Here is an image from 2003 which shows the CBU-105 bomb dropped from B-52 bombers annihilating an entire Iraqi tank column.
Moreover, the cluster project once involved packing the drones into the US Army’s GMLRS rockets, which carries an 82 kg payload over 70km, and ATACMS missiles, which carries a 159 kg payload over 270 km.
Originally, the US Army had planned to disperse quadcopter drones encased in an aerodynamic shell from the payloads of GMLRS rockets and ATACMS missiles. However, the task proved too much as the US Army has now adopted a different approach.
AVID’s Involvement
The US Army has reportedly employed the services of AVID LLC, a company that built the famous T-Hawk drone powered by ducted fans inside the fuselage and capable of taking off vertically. AVID LLC has also developed the EDF-8 drone, an electrically-powered ducted-fan drone able to carry a 0.5 kg payload over 1 km.

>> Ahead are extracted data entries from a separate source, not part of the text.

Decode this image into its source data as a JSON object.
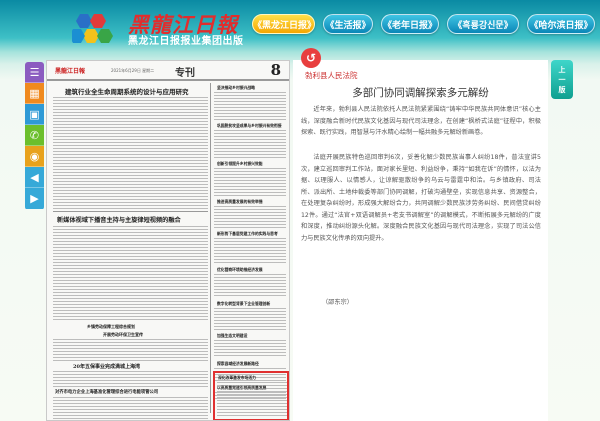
{
  "header": {
    "logo_title": "黑龍江日報",
    "logo_subtitle": "黑龙江日报报业集团出版"
  },
  "nav": {
    "tabs": [
      {
        "label": "《黑龙江日报》",
        "active": true
      },
      {
        "label": "《生活报》",
        "active": false
      },
      {
        "label": "《老年日报》",
        "active": false
      },
      {
        "label": "《흑룡강신문》",
        "active": false
      },
      {
        "label": "《哈尔滨日报》",
        "active": false
      }
    ]
  },
  "sidebar": {
    "buttons": [
      {
        "icon": "menu-icon",
        "color": "#8b5cc0",
        "glyph": "☰"
      },
      {
        "icon": "calendar-icon",
        "color": "#f08a1e",
        "glyph": "▦"
      },
      {
        "icon": "grid-icon",
        "color": "#2e9ad6",
        "glyph": "▣"
      },
      {
        "icon": "wechat-icon",
        "color": "#6cbf2c",
        "glyph": "✆"
      },
      {
        "icon": "weibo-icon",
        "color": "#e8a21c",
        "glyph": "◉"
      },
      {
        "icon": "arrow-left-icon",
        "color": "#36a9d8",
        "glyph": "◀"
      },
      {
        "icon": "arrow-right-icon",
        "color": "#36a9d8",
        "glyph": "▶"
      }
    ]
  },
  "newspaper": {
    "page_logo": "黑龍江日報",
    "page_date": "2021年6月29日 星期二",
    "section_title": "专刊",
    "page_number": "8",
    "headlines": [
      "建筑行业全生命周期系统的设计与应用研究",
      "新媒体视域下播音主持与主旋律短视频的融合",
      "乡镇劳动保障工程综合规划",
      "开展劳动环保卫生宣传",
      "20年五保事业完成满城上海湾",
      "对齐市电力企业上海基准化管理综合进行电能项管公司",
      "坚决推动乡村振兴战略",
      "巩固脱贫攻坚成果与乡村振兴有效衔接",
      "创新引领提升乡村振兴效能",
      "推进高质量发展的有效举措",
      "新形势下基层党建工作的实践与思考",
      "优化营商环境助推经济发展",
      "数字化转型背景下企业管理创新",
      "加强生态文明建设",
      "探索县域经济发展新路径",
      "以高质量党建引领高质量发展",
      "深化改革激发市场活力",
      "勃利县人民法院多部门协同调解"
    ]
  },
  "article": {
    "source": "勃利县人民法院",
    "title": "多部门协同调解探索多元解纷",
    "paragraphs": [
      "近年来，勃利县人民法院依托人民法院紧紧围绕“铸牢中华民族共同体意识”核心主线，深度融合新时代民族文化基因与现代司法理念，在创建“枫桥式法庭”征程中，积极探索、既行实践，用智慧与汗水精心绘制一幅共融多元解纷新画卷。",
      "法庭开展民族特色巡回审判6次，妥善化解少数民族当事人纠纷18件，普法宣讲5次，建立巡回审判工作站，面对家长里短、利益纷争，秉持“如我在诉”的情怀，以法为据、以理服人、以情感人，让谅解驱散纷争的乌云与雷霆中和洽。与乡镇政府、司法所、派出所、土地仲裁委等部门协同调解，打破沟通壁垒，实现信息共享、资源整合，在处理复杂纠纷时，形成强大解纷合力，共同调解少数民族涉劳务纠纷、民间借贷纠纷12件。通过“法官+双语调解员+老支书调解室”的调解模式，不断拓展多元解纷的广度和深度，推动纠纷源头化解。深度融合民族文化基因与现代司法理念，实现了司法公信力与民族文化传承的双向提升。"
    ],
    "signature": "（邵东宗）"
  },
  "prev_button": {
    "line1": "上",
    "line2": "一",
    "line3": "版"
  }
}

AVID LLC, however, hasn’t released any details on the drones developed under the cluster project.
If the US Army manages to fit EFP warheads similar to existing weapons in the cluster drones swarm, it could successfully obliterate an entire armored division within minutes.
Wondering how? A single MLRS vehicle fires 12 missiles in one go. Each MLRS missile can enclose 10 drones, meaning 120 drones can be launched from one MLRS vehicle. 9 MLRS vehicles would be able to deliver more than 1000 killer drones in an instant enough to annihilate an entire armored division.